MSX: A Computer Architecture Ahead of its Time

by Ben Beck

The Forgotten Consoles series has mostly focused on just that — consoles. But what about something like Microsoft Japan’s MSX architecture, ahead of its time and actually wildly popular in parts of the world, but swallowed up in the 90s by IBM-compatibles running MS-DOS, Windows 3.1, OS/2, and then Windows 95? This…is its story. *Law and Order donk donk noise*

Public domain image

Public domain image

We take compatibility for granted these days, in the world of PCs. Sure, if you’re a Mac owner there’s a host of software you can’t use even with the same Intel chipset under the hood as a PC (without using a PowerPC workaround), and it’s not like the upcoming Doom game is going to run flawlessly on a $399.99 Acer laptop you pick up at a grey market superstore. But for the most part, we expect PC software to run on PCs.

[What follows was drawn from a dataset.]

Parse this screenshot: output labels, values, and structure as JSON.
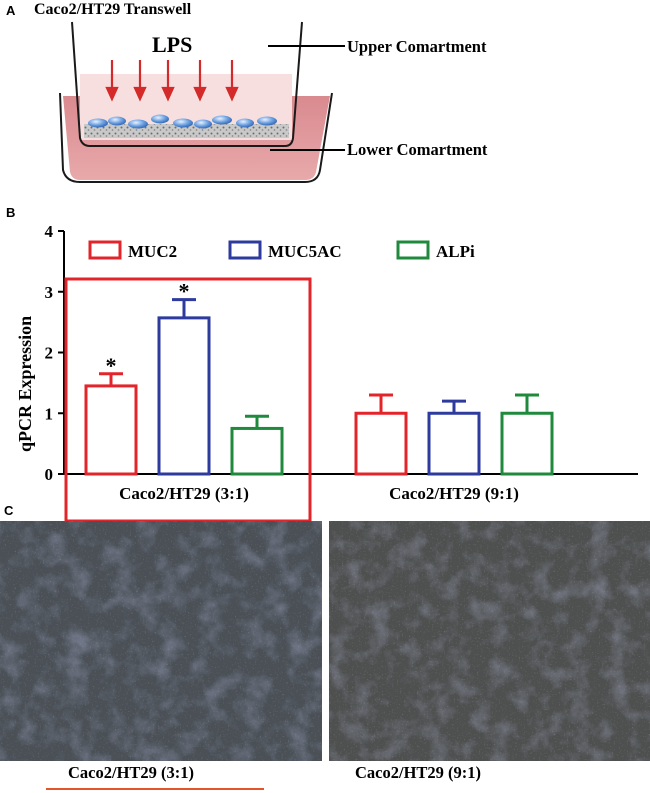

This was absolutely not the case through the 1970s, 1980s, and even through much of the 1990s. Competing personal computer manufacturers like Commodore, Texas Instruments, Atari, Apple, and IBM all tried their hardest to ensure that you had to buy one of their machines to run their software. While there were companies who made their bones selling clones of other machines (hello…Compaq) and companies like Tandy that seemed to “accidentally” provide compatibility for other computers’ machines, it was a world of closed architecture.

For companies that didn’t have skin in the home computer manufacture game, software and OS developers especially, this was frustrating. It was annoying for small production houses to program software not only for different machines, but for machines with significantly different boards with different processors. And since, especially in the 1980s, dev kits and dev manuals were woefully buggy, underwritten, or evem nonexistent, developers were left in the dark doing multi-platform development.

Nazuhiko Nishi, then vice-president of Microsoft Japan and the Director of Tokyo’s ASCII Corporation, viewed the recent slew of early-80s Japanese micro-computers from companies like NEC, Hitachi, Yamaha, and Fujitsu as an opportunity to implement some architectural standards into the industry. Inspired by the standardization of VHS that had happened several years prior, Nishi got to work developing a compatible architecture that would allow new companies like Panasonic, Casio, Bandai, and Pioneer to develop their own PCs.

Nishi’s vision was implemented through the combination of off-the-shelf parts similar to those found in the Spectravideo SV-328 computer: Zilog’s 3.58MHz Z80 CPU, Texas Instrument’s TMS9918 16kb VRAM graphics card, as well as General Instrument’s AY-3-890 sound chip. The result was something that tech company could easily put together and get running in no time.

While there were many plusses to this board, and indeed Nishi’s idea of a shared computer architecture, the machines failed to succeed outside Japan. One of the reasons for this was that it was very difficult to port existing software, especially games, from European systems like the ZX Spectrum due to how the Intel 8255 Programmable Peripheral Interface chip handled interaction with the keyboard — the most infamous example of this was Spectrum computer game ports to MSX systems were forced to use the clunky arrow keys as directional, rather than the industry standard “Q-A-O-P” system of steering.

Despite the MSX architecture not really catching fire in the crowded markets of Europe and the US, MSX did thrive in its home country, as well as various pockets worldwide. A number of game franchises, from Metal Gear, to Parodius, to Bomberman, all first appeared on the MSX computers.

As we take our PC compatibility for granted today, it’s important to remember that it wasn’t always like this, and that there were earlier attempts to allow developers an easier time in creating multi-platform software.

Just turns out Microsoft need another decade or so.